Santa Barbara Superior Court Judge Thomas Anderle is expected to deliver a final ruling Wednesday on the legality of the signatures gathered for the recall effort against 3rd District Supervisor Gail Marshall.
The recall campaign gathered approximately 13,000 signatures last March in order to petition for a recall election against Marshall. Shortly thereafter, the No On Recall Committee filed a suit that claimed a majority of the signatures were collected by voters who registered to vote in the county without the intent to remain as residents. According to California election law, petitioners must be registered voters in a county to circulate a petition there.
“At the very least, I hope we’ve exposed how pervasive and problematic the signature activity was,” No On Recall Committee Chair Das Williams said.
The recall committee maintains that the signatures were gathered lawfully because the petitioners registered in the county and whether they remained is irrelevant.
“I don’t know where [the petitioners] are; we fulfilled our obligation with them … they have filled their obligation with us. Whether or not they are still here in 3rd District, I don’t know that,” Recall Committee Chair Lammy Johnstone-Kockler said. “There is nothing on the voter registration form that says you have to have an intent to remain. It doesn’t matter.”

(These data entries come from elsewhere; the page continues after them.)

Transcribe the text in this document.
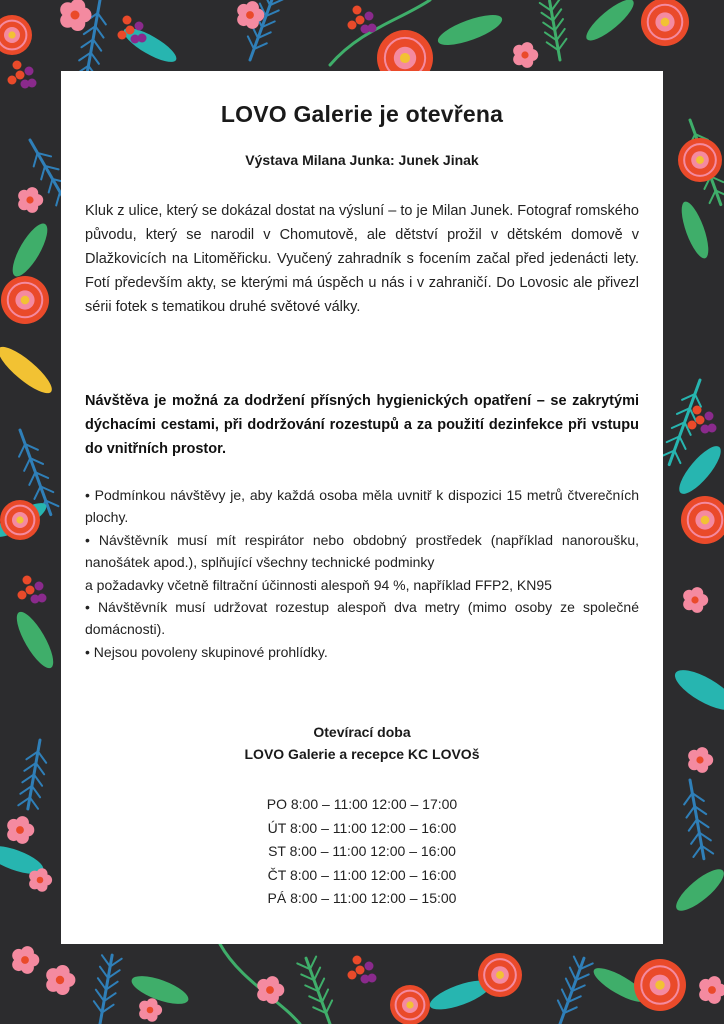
LOVO Galerie je otevřena
Výstava Milana Junka: Junek Jinak
Kluk z ulice, který se dokázal dostat na výsluní – to je Milan Junek. Fotograf romského původu, který se narodil v Chomutově, ale dětství prožil v dětském domově v Dlažkovicích na Litoměřicku. Vyučený zahradník s focením začal před jedenácti lety. Fotí především akty, se kterými má úspěch u nás i v zahraničí. Do Lovosic ale přivezl sérii fotek s tematikou druhé světové války.
Návštěva je možná za dodržení přísných hygienických opatření – se zakrytými dýchacími cestami, při dodržování rozestupů a za použití dezinfekce při vstupu do vnitřních prostor.
• Podmínkou návštěvy je, aby každá osoba měla uvnitř k dispozici 15 metrů čtverečních plochy.
• Návštěvník musí mít respirátor nebo obdobný prostředek (například nanoroušku, nanošátek apod.), splňující všechny technické podminky
a požadavky včetně filtrační účinnosti alespoň 94 %, například FFP2, KN95
• Návštěvník musí udržovat rozestup alespoň dva metry (mimo osoby ze společné domácnosti).
• Nejsou povoleny skupinové prohlídky.
Otevírací doba
LOVO Galerie a recepce KC LOVOš
PO 8:00 – 11:00 12:00 – 17:00
ÚT 8:00 – 11:00 12:00 – 16:00
ST 8:00 – 11:00 12:00 – 16:00
ČT 8:00 – 11:00 12:00 – 16:00
PÁ 8:00 – 11:00 12:00 – 15:00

If Anderle decides the signatures in question are acceptable, the recall election will be held in November. Otherwise, Anderle will have to decide which signatures are invalid and then those that are valid will be counted again to determine if they number at least 8,819, the number needed to hold a recall election.
The No On Recall Committee said it plans to present evidence to the court that shows at least 12 of the signature-gatherers returned to their previous place of residence immediately after they finished collecting signatures.
“We have one petitioner, Michael Rhodes, that freely admitted he was a professional petition-gatherer,” Williams said. “We have a solid case.”
Johnstone -Kockler said the law’s clause about the “intent to remain” is ambiguous and pointed to university students as an example of voters who might also qualify as transient.
“You reregister back at your home. Then when you come back here in August or September you register again. But where do you have an intent to remain? Most students leave. It is a very interesting situation,” she said.
Although many of Marshall’s opponents have argued that students should not vote because they are “transient residents,” Johnstone-Kockler said the signatures collected at UCSB are valid and should be counted.
“The First Amendment rights of those who signed the petition – their signatures should not be dismissed,” she said. “Everybody who signed the petition – their signatures should be counted without question.”
Williams said the UCSB signatures are only being appreciated right now because the signatures are in their favor.
“Lammy [Johnstone-Kockler] and her cohorts have tried to undermine students and disenfranchise them before,” he said. “They misrepresented the issues to the students. People were being tricked into signing petitions.”